By Jason Duaine Hahn May 07, 2020 02:22 PM
Michael Jordan would “generously” tip the staff who stayed later to accommodate him, his former teammate Brad Sellers told The Undefeated
NBA legend Michael Jordan was once the “most famous person in the world,” as his former friend Charles Barkley recently said. But having one of the most recognizable faces on the planet comes with downsides.
Jordan’s celebrity status catapulted in the 1990s during his pursuit of six NBA championships with the Chicago Bulls. He was everywhere, from commercials to movies, and his lasting stardom meant he’d never again be able to do the everyday things a normal person could.
But, as his former Bulls teammate Brad Sellers recently told The Undefeated, Jordan — the focus of the current hit ESPN documentary series, The Last Dance — still found a way to enjoy the little things in life.
“You saw MJ doing laundry in the first few episodes and that was him back then, the countryside of him, just living like a regular dude,” Sellers told the outlet of the first six episodes of the series, which have looked back at Jordan’s career, including his time in college and early years in the NBA.

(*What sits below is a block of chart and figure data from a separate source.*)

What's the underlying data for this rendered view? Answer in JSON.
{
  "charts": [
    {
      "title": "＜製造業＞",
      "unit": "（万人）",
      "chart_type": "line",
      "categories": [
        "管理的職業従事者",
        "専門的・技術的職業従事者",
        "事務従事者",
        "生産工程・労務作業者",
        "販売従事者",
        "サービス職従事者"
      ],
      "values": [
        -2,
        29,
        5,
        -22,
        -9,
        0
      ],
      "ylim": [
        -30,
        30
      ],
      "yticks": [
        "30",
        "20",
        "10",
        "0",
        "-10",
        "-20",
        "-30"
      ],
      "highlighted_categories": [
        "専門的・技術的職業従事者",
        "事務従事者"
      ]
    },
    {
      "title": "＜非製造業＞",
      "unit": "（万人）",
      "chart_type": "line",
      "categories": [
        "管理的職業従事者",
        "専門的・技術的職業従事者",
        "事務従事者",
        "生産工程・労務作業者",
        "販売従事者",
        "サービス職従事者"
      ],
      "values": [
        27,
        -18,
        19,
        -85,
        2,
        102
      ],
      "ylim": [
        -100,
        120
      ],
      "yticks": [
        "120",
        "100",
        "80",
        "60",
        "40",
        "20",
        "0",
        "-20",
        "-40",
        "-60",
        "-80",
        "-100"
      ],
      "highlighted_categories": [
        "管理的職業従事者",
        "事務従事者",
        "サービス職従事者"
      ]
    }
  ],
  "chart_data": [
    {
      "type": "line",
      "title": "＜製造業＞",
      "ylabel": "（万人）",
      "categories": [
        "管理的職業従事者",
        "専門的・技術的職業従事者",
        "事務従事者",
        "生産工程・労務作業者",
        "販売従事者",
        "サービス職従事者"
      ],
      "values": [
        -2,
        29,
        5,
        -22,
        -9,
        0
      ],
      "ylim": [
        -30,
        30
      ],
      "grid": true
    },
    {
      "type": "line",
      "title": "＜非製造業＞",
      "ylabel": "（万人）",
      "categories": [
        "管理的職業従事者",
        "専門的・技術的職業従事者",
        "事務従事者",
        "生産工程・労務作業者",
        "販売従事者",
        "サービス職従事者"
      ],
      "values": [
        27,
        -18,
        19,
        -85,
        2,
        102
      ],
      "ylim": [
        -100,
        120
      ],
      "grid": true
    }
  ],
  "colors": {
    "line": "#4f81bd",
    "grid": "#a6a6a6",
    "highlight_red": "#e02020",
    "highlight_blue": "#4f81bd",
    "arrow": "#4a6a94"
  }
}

“But he just got bigger and bigger in basketball and to a point where he couldn’t go out … I remember saying to him one day, ‘Hey, M, how do you eat?’ ” Sellers explained. “He told me he would call Jewel-Osco [a grocery chain] about 15 minutes before they closed, and let them know he was coming in.”
“They would stay open later to let him shop,” he added.
To show his gratitude, Sellers said Jordan would “generously” tip the staff who worked after closing to accommodate him.
“He wasn’t making no $30 million a year; I’m sure at that time he was making less than a million,” Sellers said to the outlet. “But it was a lot of money at the time and he made sure that he took care of people.”
Sellers, who was 24 when he was drafted by the Bulls, said he saw many other examples of the influence Jordan possessed at the peak of his NBA playing days.
According to Sellers, Jordan would receive personal police escorts to games to guarantee he would arrive on time. Sellers caught onto this, and would even time his drive to the stadium to match Jordan’s so he could take advantage of the escort.
“We would go out of our way to go by the freeway near his house because the troopers would turn on their lights when Michael got on and lead him along the shoulder,” Sellers said.
“I’d drive my Chevy Blazer right behind his Corvette on the shoulder,” he added.